Dans les mineures comme dans les majeures, le joueur le plus important, c'est le gardien. Voyant que le Crunch connaissait une bonne saison, le directeur général adjoint à Tampa, Julien BriseBois, a fait un super cadeau à son entraîneur. Il est allé chercher un autre vétéran, le sympathique Mike McKenna, à l'approche de la date limite des transactions.

On le connaît un peu, lui aussi. Durant une très longue carrière où il a porté 11 uniformes différents (!) dans la Ligue américaine, il a passé une saison à Binghamton.

« C'est lui, à date, notre joueur le plus utile. »

J'écris cette chronique en pensant au club-école des Sénateurs, qui a raté les séries à neuf occasions au cours des 12 dernières saisons. Celui du Canadien n'a pas été vraiment plus performant durant cette période.

Je me dis que dans les deux cas, les dirigeants gagneraient à s'inspirer un peu de ceux du Lightning.
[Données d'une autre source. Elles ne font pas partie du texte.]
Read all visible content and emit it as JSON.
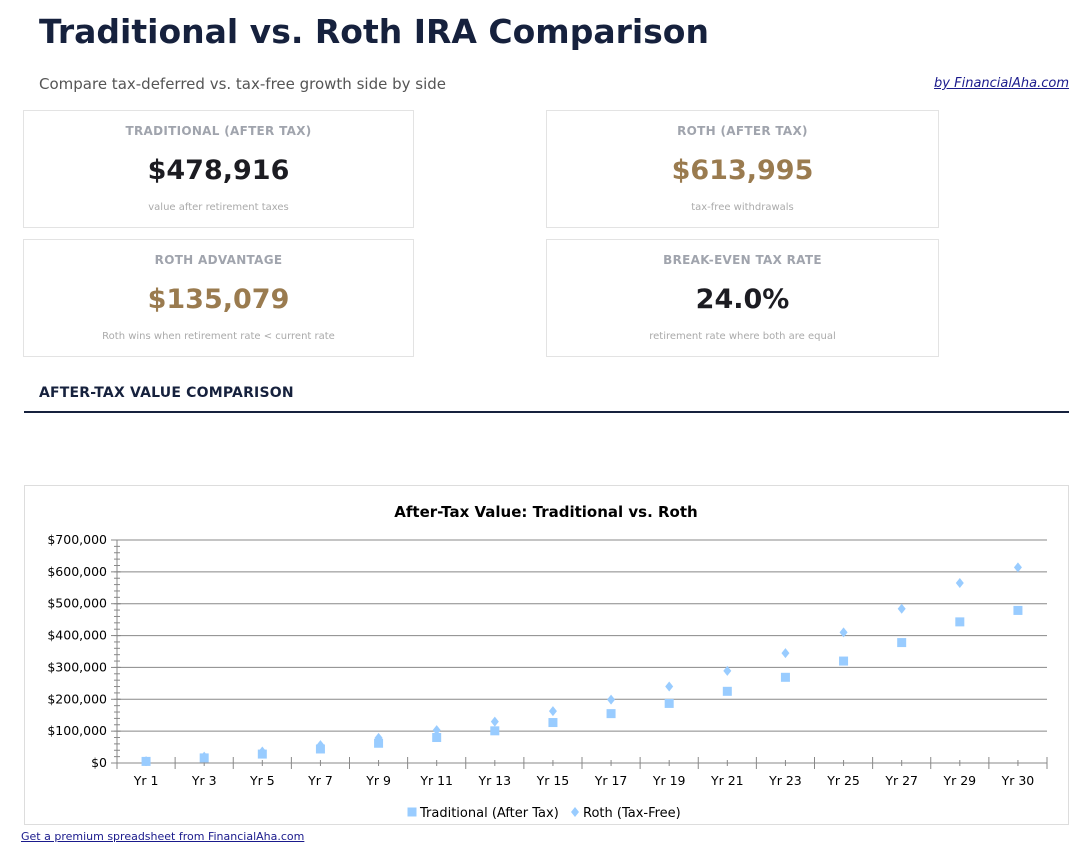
{
  "header": {
    "title": "Traditional vs. Roth IRA Comparison",
    "subtitle": "Compare tax-deferred vs. tax-free growth side by side",
    "byline": "by FinancialAha.com"
  },
  "cards": [
    {
      "label": "TRADITIONAL (AFTER TAX)",
      "value": "$478,916",
      "note": "value after retirement taxes",
      "color": "#1c1c22"
    },
    {
      "label": "ROTH (AFTER TAX)",
      "value": "$613,995",
      "note": "tax-free withdrawals",
      "color": "#9a7b4f"
    },
    {
      "label": "ROTH ADVANTAGE",
      "value": "$135,079",
      "note": "Roth wins when retirement rate < current rate",
      "color": "#9a7b4f"
    },
    {
      "label": "BREAK-EVEN TAX RATE",
      "value": "24.0%",
      "note": "retirement rate where both are equal",
      "color": "#1c1c22"
    }
  ],
  "section_title": "AFTER-TAX VALUE COMPARISON",
  "footer_link": "Get a premium spreadsheet from FinancialAha.com",
  "chart_data": {
    "type": "scatter",
    "title": "After-Tax Value: Traditional vs. Roth",
    "categories": [
      "Yr 1",
      "Yr 3",
      "Yr 5",
      "Yr 7",
      "Yr 9",
      "Yr 11",
      "Yr 13",
      "Yr 15",
      "Yr 17",
      "Yr 19",
      "Yr 21",
      "Yr 23",
      "Yr 25",
      "Yr 27",
      "Yr 29",
      "Yr 30"
    ],
    "ylim": [
      0,
      700000
    ],
    "yticks": [
      "$0",
      "$100,000",
      "$200,000",
      "$300,000",
      "$400,000",
      "$500,000",
      "$600,000",
      "$700,000"
    ],
    "grid": true,
    "legend": "bottom",
    "series": [
      {
        "name": "Traditional (After Tax)",
        "marker": "square",
        "color": "#99ccff",
        "values": [
          5000,
          16000,
          28000,
          44000,
          62000,
          80000,
          101000,
          127000,
          155000,
          187000,
          225000,
          269000,
          320000,
          378000,
          443000,
          478916
        ]
      },
      {
        "name": "Roth (Tax-Free)",
        "marker": "diamond",
        "color": "#99ccff",
        "values": [
          6000,
          20000,
          36000,
          56000,
          79000,
          103000,
          130000,
          163000,
          199000,
          240000,
          289000,
          345000,
          410000,
          484000,
          565000,
          613995
        ]
      }
    ]
  }
}
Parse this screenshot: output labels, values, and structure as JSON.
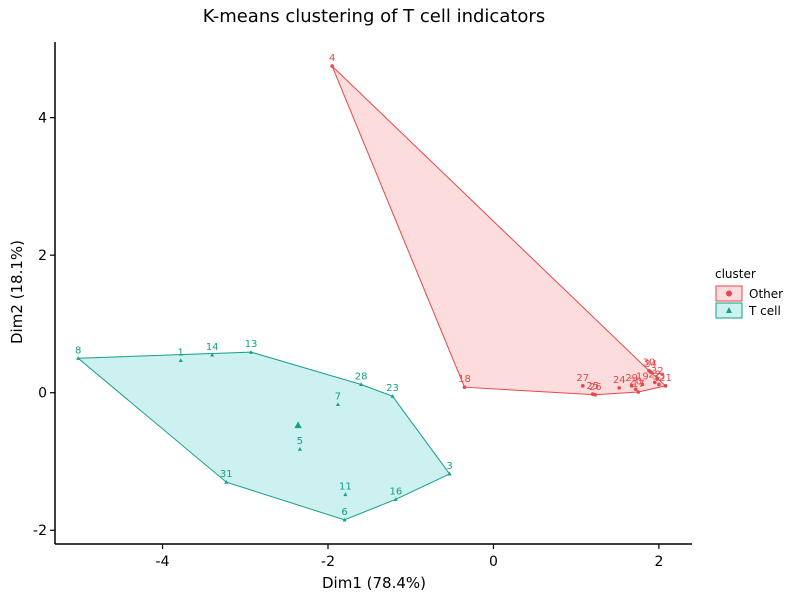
{
  "chart_data": {
    "type": "scatter",
    "title": "K-means clustering of T cell indicators",
    "xlabel": "Dim1 (78.4%)",
    "ylabel": "Dim2 (18.1%)",
    "xlim": [
      -5.3,
      2.4
    ],
    "ylim": [
      -2.2,
      5.1
    ],
    "x_ticks": [
      -4,
      -2,
      0,
      2
    ],
    "y_ticks": [
      -2,
      0,
      2,
      4
    ],
    "grid": false,
    "legend_placement": "right",
    "legend": {
      "title": "cluster",
      "entries": [
        {
          "name": "Other",
          "shape": "circle",
          "color": "#e8474a",
          "fill": "#fcdcdc"
        },
        {
          "name": "T cell",
          "shape": "triangle",
          "color": "#14a085",
          "fill": "#cdf0f0"
        }
      ]
    },
    "series": [
      {
        "name": "Other",
        "color": "#e8474a",
        "fill": "#fcdcdc",
        "hull": [
          "4",
          "18",
          "26",
          "17",
          "21",
          "30"
        ],
        "points": [
          {
            "label": "4",
            "x": -1.95,
            "y": 4.75
          },
          {
            "label": "18",
            "x": -0.35,
            "y": 0.08
          },
          {
            "label": "27",
            "x": 1.08,
            "y": 0.1
          },
          {
            "label": "25",
            "x": 1.2,
            "y": -0.02
          },
          {
            "label": "26",
            "x": 1.23,
            "y": -0.03
          },
          {
            "label": "24",
            "x": 1.52,
            "y": 0.07
          },
          {
            "label": "29",
            "x": 1.67,
            "y": 0.1
          },
          {
            "label": "17",
            "x": 1.75,
            "y": 0.01
          },
          {
            "label": "34",
            "x": 1.9,
            "y": 0.3
          },
          {
            "label": "32",
            "x": 1.98,
            "y": 0.2
          },
          {
            "label": "21",
            "x": 2.08,
            "y": 0.1
          },
          {
            "label": "30",
            "x": 1.88,
            "y": 0.32
          },
          {
            "label": "19",
            "x": 1.8,
            "y": 0.12
          },
          {
            "label": "22",
            "x": 1.95,
            "y": 0.15
          },
          {
            "label": "20",
            "x": 1.72,
            "y": 0.05
          },
          {
            "label": "33",
            "x": 2.0,
            "y": 0.12
          }
        ]
      },
      {
        "name": "T cell",
        "color": "#14a085",
        "fill": "#cdf0f0",
        "hull": [
          "8",
          "13",
          "28",
          "23",
          "3",
          "16",
          "6",
          "31"
        ],
        "points": [
          {
            "label": "8",
            "x": -5.02,
            "y": 0.5
          },
          {
            "label": "1",
            "x": -3.78,
            "y": 0.47
          },
          {
            "label": "14",
            "x": -3.4,
            "y": 0.55
          },
          {
            "label": "13",
            "x": -2.93,
            "y": 0.59
          },
          {
            "label": "28",
            "x": -1.6,
            "y": 0.12
          },
          {
            "label": "23",
            "x": -1.22,
            "y": -0.05
          },
          {
            "label": "7",
            "x": -1.88,
            "y": -0.17
          },
          {
            "label": "5",
            "x": -2.34,
            "y": -0.82
          },
          {
            "label": "3",
            "x": -0.53,
            "y": -1.18
          },
          {
            "label": "16",
            "x": -1.18,
            "y": -1.55
          },
          {
            "label": "11",
            "x": -1.79,
            "y": -1.48
          },
          {
            "label": "6",
            "x": -1.8,
            "y": -1.85
          },
          {
            "label": "31",
            "x": -3.23,
            "y": -1.3
          }
        ]
      }
    ]
  }
}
Si le développement demeure la priorité de tous les clubs de la Ligue américaine, je me dis que la meilleure façon de faire grandir les jeunes, c'est de les élever dans une culture gagnante.

Les bons vétérans qui peuvent aider une équipe à gagner - et pousser les jeunes à se dépasser pour obtenir plus de temps de glace - coûtent cher, de nos jours. Ils peuvent cependant représenter un bon investissement.

Un investissement qui peut s'avérer payant dans le présent comme dans le futur.